Der IBM-Rechner Jugene und das Sun-System JuRoPA2 wird von internationalen und nationalen Forscherteams für herausgehobene Problemstellungen und Simulationen in den Wissenschaftsbereichen Physik, Chemie, Biologie, Astronomie, Materialwissenschaften und Umweltwissenschaften eingesetzt. So helfen die Computer den Wissenschaftlern am Forschungszentrum Jülich beispielsweise dabei, die Schadstoffausbreitung in Boden und Grundwasser besser zu verstehen oder das Verhalten von Biomolekülen nachzuvollziehen.

Dabei erreicht der Supercomputer Jugene eine Spitzenrechenleistung von bis zu 1 Petaflop/s. Das sind bis zu 1 Billiarde oder 10 hoch 15 Rechenoperationen pro Sekunde. Er ist damit so leistungsstark, daß er eine Million mal eine Milliarde Berechnungen pro Sekunde machen kann. Mit anderen Worten: Eine Milliarde Menschen müssten jeweils pro Sekunde eine Million Berechnungen mit dem Taschenrechner durchführen, um annähernd gleich schnell zu sein.
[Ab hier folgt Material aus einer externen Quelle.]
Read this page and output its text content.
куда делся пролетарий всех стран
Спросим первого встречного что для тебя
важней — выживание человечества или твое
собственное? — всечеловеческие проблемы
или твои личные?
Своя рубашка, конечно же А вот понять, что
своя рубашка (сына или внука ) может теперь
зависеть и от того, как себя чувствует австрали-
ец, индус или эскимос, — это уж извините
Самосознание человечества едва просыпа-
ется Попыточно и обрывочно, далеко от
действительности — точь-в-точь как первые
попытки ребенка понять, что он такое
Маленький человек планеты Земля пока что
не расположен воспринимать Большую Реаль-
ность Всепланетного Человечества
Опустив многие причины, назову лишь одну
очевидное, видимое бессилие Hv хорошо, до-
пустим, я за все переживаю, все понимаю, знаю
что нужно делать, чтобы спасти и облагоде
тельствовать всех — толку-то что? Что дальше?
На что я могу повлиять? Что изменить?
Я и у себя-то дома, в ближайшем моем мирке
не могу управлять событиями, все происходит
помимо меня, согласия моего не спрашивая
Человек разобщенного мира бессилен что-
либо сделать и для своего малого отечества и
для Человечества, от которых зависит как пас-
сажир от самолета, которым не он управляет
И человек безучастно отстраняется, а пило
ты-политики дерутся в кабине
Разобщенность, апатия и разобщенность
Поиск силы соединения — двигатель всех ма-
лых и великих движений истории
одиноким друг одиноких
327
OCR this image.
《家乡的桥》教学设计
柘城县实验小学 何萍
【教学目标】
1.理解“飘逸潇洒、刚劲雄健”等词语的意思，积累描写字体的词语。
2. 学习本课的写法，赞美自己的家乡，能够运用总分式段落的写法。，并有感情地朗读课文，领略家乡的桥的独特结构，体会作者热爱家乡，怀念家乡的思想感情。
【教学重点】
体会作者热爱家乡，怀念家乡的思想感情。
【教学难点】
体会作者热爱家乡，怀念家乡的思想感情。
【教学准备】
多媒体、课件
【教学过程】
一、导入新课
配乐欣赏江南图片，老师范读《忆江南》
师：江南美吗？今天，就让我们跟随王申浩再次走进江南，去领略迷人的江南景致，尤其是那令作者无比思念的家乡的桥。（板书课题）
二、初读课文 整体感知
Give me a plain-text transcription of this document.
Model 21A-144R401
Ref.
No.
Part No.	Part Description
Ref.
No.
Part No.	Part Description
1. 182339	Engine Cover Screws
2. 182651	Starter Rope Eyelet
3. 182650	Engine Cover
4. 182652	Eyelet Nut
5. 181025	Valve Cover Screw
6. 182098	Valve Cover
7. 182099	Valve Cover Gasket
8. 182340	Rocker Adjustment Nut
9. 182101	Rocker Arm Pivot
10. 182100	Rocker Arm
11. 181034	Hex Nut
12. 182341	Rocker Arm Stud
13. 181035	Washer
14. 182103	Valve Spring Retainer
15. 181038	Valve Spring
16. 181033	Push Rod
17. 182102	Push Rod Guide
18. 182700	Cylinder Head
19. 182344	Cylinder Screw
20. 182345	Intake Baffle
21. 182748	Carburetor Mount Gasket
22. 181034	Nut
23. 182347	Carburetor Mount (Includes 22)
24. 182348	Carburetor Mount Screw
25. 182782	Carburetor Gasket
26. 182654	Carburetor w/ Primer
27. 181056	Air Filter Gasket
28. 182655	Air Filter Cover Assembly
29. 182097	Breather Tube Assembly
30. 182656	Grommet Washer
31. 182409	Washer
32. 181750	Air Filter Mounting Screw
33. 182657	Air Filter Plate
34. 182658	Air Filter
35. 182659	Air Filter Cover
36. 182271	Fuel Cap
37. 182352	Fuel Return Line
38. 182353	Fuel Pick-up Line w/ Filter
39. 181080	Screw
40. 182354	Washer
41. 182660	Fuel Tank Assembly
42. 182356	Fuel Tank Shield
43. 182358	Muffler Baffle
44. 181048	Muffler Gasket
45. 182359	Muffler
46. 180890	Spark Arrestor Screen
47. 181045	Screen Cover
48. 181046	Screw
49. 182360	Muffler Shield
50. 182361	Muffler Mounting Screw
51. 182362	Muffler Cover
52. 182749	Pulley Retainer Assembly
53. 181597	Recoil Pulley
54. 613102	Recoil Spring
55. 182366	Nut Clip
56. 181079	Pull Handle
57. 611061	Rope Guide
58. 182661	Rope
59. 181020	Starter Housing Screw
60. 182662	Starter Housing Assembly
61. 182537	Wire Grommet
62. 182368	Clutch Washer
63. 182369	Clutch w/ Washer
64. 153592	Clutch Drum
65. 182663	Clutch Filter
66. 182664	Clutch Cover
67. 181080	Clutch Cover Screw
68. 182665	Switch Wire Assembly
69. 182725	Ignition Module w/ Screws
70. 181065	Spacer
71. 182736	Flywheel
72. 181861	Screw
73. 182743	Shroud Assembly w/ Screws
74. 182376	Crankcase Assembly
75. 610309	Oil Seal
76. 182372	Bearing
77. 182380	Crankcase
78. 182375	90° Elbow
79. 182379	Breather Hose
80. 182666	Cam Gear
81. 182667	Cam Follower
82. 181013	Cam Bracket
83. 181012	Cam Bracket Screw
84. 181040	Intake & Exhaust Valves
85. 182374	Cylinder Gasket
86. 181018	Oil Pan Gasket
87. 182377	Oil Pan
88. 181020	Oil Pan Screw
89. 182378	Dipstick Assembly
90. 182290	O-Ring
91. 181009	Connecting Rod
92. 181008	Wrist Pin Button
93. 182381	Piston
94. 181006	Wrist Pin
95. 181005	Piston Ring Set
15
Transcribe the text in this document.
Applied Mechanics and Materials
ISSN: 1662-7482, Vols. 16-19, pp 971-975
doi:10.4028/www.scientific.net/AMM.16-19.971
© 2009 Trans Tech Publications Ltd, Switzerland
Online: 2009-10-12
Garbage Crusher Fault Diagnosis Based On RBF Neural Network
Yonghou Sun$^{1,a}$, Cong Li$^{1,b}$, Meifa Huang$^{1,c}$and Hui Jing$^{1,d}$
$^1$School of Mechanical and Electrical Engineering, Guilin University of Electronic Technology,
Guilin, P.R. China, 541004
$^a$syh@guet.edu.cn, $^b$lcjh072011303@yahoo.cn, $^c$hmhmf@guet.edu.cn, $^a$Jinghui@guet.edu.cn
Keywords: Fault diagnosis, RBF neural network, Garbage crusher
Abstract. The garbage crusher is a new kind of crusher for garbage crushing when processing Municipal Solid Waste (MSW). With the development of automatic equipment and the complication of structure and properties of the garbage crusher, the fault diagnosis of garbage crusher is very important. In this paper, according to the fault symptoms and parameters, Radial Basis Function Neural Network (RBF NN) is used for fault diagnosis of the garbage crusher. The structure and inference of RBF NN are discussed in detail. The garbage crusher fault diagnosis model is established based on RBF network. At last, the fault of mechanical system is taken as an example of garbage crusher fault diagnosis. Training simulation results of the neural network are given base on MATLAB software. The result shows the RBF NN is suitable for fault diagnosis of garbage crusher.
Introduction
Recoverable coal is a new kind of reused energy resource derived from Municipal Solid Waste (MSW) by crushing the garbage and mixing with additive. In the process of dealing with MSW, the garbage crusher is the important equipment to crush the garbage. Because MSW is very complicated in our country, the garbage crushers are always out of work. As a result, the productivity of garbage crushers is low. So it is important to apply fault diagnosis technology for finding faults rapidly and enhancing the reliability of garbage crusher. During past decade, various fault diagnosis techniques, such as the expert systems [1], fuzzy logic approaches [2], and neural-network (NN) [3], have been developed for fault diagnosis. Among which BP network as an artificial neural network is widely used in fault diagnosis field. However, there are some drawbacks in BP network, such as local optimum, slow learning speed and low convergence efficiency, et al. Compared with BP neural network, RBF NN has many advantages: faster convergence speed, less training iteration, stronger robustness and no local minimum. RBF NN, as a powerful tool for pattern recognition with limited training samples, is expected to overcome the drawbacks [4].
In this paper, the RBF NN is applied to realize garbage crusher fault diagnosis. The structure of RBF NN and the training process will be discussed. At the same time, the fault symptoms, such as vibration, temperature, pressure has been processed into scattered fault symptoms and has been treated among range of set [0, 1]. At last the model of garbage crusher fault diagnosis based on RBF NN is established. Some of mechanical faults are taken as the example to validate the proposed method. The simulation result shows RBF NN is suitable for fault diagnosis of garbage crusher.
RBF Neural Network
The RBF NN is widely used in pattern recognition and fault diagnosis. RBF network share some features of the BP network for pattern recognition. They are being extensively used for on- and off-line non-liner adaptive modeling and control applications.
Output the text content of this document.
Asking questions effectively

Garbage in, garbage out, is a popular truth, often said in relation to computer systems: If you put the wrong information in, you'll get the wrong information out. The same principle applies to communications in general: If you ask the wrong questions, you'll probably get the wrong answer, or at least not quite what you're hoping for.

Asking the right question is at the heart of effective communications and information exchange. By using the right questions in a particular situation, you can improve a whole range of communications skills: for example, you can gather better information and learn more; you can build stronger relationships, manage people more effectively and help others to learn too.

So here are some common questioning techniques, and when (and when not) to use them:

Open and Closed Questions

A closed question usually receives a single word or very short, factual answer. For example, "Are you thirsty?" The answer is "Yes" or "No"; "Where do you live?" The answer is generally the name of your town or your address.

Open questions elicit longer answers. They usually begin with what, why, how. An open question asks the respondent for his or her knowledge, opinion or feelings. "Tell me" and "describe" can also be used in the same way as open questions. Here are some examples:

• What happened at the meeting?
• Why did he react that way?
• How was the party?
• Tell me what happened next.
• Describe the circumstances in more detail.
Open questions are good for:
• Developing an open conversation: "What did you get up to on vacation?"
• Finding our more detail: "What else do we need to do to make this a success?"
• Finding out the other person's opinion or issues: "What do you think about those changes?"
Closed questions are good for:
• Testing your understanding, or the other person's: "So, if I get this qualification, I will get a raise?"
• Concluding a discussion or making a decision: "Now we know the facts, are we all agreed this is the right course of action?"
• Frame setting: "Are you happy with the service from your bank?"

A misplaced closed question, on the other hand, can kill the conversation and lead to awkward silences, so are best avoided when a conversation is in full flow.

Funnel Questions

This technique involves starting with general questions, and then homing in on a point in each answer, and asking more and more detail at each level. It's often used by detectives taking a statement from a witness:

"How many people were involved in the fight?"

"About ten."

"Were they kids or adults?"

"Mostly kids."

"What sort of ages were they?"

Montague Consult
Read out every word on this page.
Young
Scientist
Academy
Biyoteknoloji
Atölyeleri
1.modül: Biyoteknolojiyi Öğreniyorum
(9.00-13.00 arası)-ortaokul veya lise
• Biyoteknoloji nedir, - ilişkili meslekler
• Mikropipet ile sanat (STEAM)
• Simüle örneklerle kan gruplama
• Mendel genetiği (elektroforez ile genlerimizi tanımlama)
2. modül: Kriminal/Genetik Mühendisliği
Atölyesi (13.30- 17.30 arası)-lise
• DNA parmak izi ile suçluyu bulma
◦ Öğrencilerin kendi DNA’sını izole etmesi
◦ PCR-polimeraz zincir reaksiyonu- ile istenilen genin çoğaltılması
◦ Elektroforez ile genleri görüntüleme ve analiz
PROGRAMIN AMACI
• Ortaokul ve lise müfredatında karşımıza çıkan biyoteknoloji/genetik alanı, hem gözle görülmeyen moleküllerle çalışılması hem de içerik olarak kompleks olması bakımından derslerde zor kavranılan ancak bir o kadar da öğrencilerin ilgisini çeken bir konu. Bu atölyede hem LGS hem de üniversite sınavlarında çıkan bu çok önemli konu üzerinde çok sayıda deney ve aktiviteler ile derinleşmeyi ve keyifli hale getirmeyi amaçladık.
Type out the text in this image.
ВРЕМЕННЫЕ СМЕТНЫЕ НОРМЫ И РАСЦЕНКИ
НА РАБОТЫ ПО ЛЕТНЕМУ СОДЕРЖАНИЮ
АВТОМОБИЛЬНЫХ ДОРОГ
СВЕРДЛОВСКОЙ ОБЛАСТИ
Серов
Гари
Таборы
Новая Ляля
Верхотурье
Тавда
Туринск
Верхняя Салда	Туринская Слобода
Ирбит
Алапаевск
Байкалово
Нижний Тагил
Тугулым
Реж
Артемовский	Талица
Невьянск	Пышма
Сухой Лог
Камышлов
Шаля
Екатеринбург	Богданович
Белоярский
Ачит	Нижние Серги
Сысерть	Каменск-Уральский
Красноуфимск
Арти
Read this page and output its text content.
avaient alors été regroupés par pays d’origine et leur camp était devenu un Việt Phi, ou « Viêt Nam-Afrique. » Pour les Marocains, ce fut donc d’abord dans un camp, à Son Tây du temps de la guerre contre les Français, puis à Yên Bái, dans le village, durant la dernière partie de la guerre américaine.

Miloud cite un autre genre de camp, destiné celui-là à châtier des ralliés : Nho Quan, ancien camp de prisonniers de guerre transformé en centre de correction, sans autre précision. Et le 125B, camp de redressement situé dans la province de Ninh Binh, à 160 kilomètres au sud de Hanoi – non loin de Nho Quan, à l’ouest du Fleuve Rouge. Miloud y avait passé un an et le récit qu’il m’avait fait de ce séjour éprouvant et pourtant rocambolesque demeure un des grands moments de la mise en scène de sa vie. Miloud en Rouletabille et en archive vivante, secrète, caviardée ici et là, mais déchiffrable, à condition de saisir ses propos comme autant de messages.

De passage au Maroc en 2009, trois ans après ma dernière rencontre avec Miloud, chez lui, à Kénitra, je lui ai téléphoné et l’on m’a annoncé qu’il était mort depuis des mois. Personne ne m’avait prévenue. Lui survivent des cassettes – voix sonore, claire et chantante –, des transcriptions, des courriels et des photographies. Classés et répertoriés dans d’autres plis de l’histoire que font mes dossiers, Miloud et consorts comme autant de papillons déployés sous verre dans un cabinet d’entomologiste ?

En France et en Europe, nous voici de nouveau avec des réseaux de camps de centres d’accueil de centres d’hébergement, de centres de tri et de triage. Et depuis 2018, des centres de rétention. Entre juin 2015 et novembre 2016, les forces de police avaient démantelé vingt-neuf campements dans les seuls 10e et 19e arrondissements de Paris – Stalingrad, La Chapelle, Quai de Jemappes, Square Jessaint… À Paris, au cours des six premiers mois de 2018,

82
In der Rangliste der weltweit schnellsten Supercomputer würde der Rechner nach jetzigem Stand einen Platz unter den fünf schnellsten Systemen weltweit einnehmen.

“Supercomputer sind eine universelle Schlüsseltechnologie und bieten uns einen völlig neuen Zugang zur Lösung der komplexesten wissenschaftlichen Probleme”, sagt Professor Achim Bachem, Vorstandsvorsitzender des Forschungszentrums. “IBM und das Forschungszentrum Jülich arbeiten eng und erfolgreich zusammen und bieten den europäischen Wissenschaftlern die besten Werkzeuge für ihre Forschung.”

Heute werden neben anderen die Bundesministerin für Bildung und Forschung, Prof. Dr. Annette Schavan, und der Ministerpräsident des Landes Nordrhein-Westfalen, Dr. Jürgen Rüttgers, Jugene einweihen. Das System mit dem Namen Jugene finanziert zu gleichen Teilen Bund und Land Nordrhein-Westfalen, und wird vom Forschungzentrum Jülich im Rahmen des ‘Gauß Centre for Supercomputing’ (GCS) betrieben.